Strangely, while golfers use their putter more than any other club, few recreational players get custom-fit for their putter. Fitters can use a machine developed by Science and Motion called a SAM PuttLab to reveal things like face angle at address and at impact, tempo, the impact spot and the face angle relative to the path.   

Most golfers rarely, if ever, swap out all 14 clubs in their bag at once and buy a whole new set. Instead, they purchase new wedges when the grooves in their old wedges wear out, look for a new driver when they feel they are not getting the distance they should and shop for a new set of irons every four or five years. However, being a Connected Golfer can help a player make smarter purchasing decisions and prioritize equipment needs.   

David Dusek during a club fitting

David Dusek during a club fitting

For instance, shot-tracking systems like Arccos and Shot Scope provide strokes-gained statistics that can reveal a golfer’s weakness. If driving is a player’s biggest shortcoming, and his or her shot-tracking system shows most misses are going left, sharing that information with a fitter can be hugely beneficial. It also prioritizes a golfer’s most significant shortcoming.  

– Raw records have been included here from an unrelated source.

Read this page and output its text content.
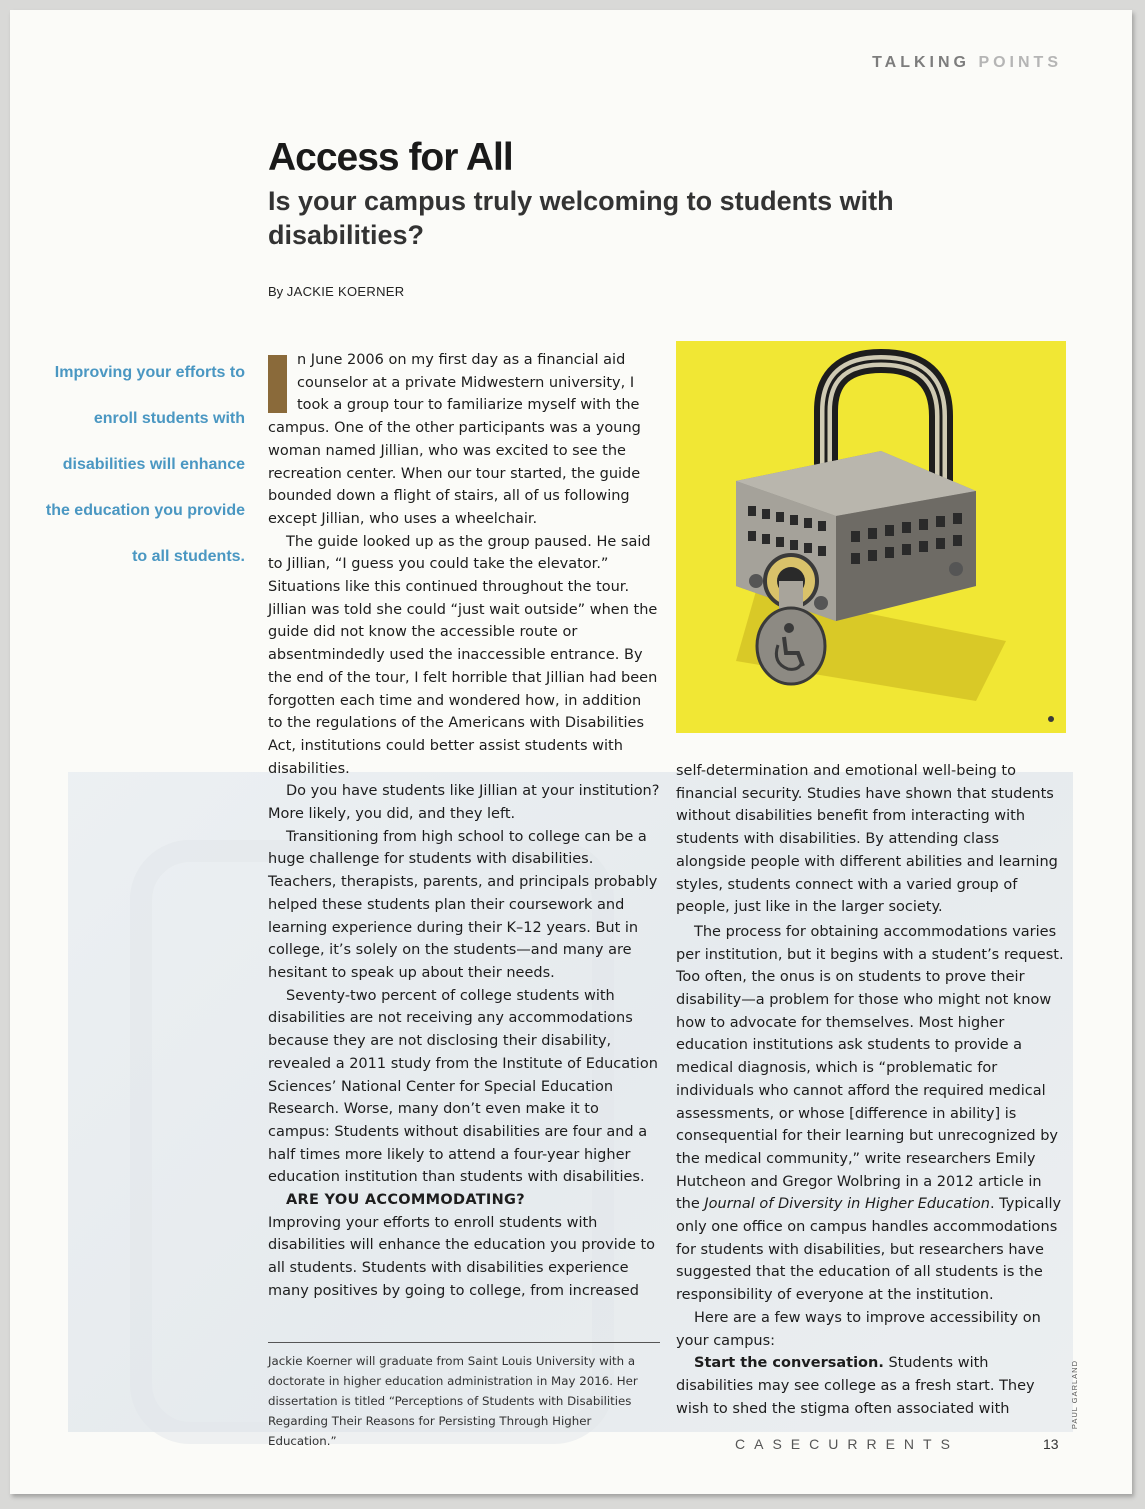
TALKING POINTS
Access for All
Is your campus truly welcoming to students with disabilities?
By JACKIE KOERNER

Improving your efforts to enroll students with disabilities will enhance the education you provide to all students.

n June 2006 on my first day as a financial aid counselor at a private Midwestern university, I took a group tour to familiarize myself with the campus. One of the other participants was a young woman named Jillian, who was excited to see the recreation center. When our tour started, the guide bounded down a flight of stairs, all of us following except Jillian, who uses a wheelchair.

The guide looked up as the group paused. He said to Jillian, “I guess you could take the elevator.” Situations like this continued throughout the tour. Jillian was told she could “just wait outside” when the guide did not know the accessible route or absentmindedly used the inaccessible entrance. By the end of the tour, I felt horrible that Jillian had been forgotten each time and wondered how, in addition to the regulations of the Americans with Disabilities Act, institutions could better assist students with disabilities.

Do you have students like Jillian at your institution? More likely, you did, and they left.

Transitioning from high school to college can be a huge challenge for students with disabilities. Teachers, therapists, parents, and principals probably helped these students plan their coursework and learning experience during their K–12 years. But in college, it’s solely on the students—and many are hesitant to speak up about their needs.

Seventy-two percent of college students with disabilities are not receiving any accommodations because they are not disclosing their disability, revealed a 2011 study from the Institute of Education Sciences’ National Center for Special Education Research. Worse, many don’t even make it to campus: Students without disabilities are four and a half times more likely to attend a four-year higher education institution than students with disabilities.

ARE YOU ACCOMMODATING?

Improving your efforts to enroll students with disabilities will enhance the education you provide to all students. Students with disabilities experience many positives by going to college, from increased

Jackie Koerner will graduate from Saint Louis University with a doctorate in higher education administration in May 2016. Her dissertation is titled “Perceptions of Students with Disabilities Regarding Their Reasons for Persisting Through Higher Education.”

self-determination and emotional well-being to financial security. Studies have shown that students without disabilities benefit from interacting with students with disabilities. By attending class alongside people with different abilities and learning styles, students connect with a varied group of people, just like in the larger society.

The process for obtaining accommodations varies per institution, but it begins with a student’s request. Too often, the onus is on students to prove their disability—a problem for those who might not know how to advocate for themselves. Most higher education institutions ask students to provide a medical diagnosis, which is “problematic for individuals who cannot afford the required medical assessments, or whose [difference in ability] is consequential for their learning but unrecognized by the medical community,” write researchers Emily Hutcheon and Gregor Wolbring in a 2012 article in the Journal of Diversity in Higher Education. Typically only one office on campus handles accommodations for students with disabilities, but researchers have suggested that the education of all students is the responsibility of everyone at the institution.

Here are a few ways to improve accessibility on your campus:

Start the conversation. Students with disabilities may see college as a fresh start. They wish to shed the stigma often associated with	PAUL GARLAND
CASECURRENTS	13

Similarly, if a shot-tracking system reveals that a player’s strokes gained approach the green stats are poor, the fitter can ensure distance gaps between each iron are consistent. He or she may also recommend a shaft that gets the ball to fly higher, so it lands more vertically and stops faster on the greens.  

Showing a fitter your recorded swings on a system like V1, FlightScope or Rapsodo, along with the drills your instructor wants you to practice, can also help the fitter get a better picture of your game and where it is going. That can help the fitter ensure that your new gear not only fits you today, but also will help you in the future.  

So, whether you are trying to contend at your club championship or are hoping that 2021 is the year that you break 100, working with a good club fitter and utilizing the information you can gather as you practice and take lessons is going to make things easier.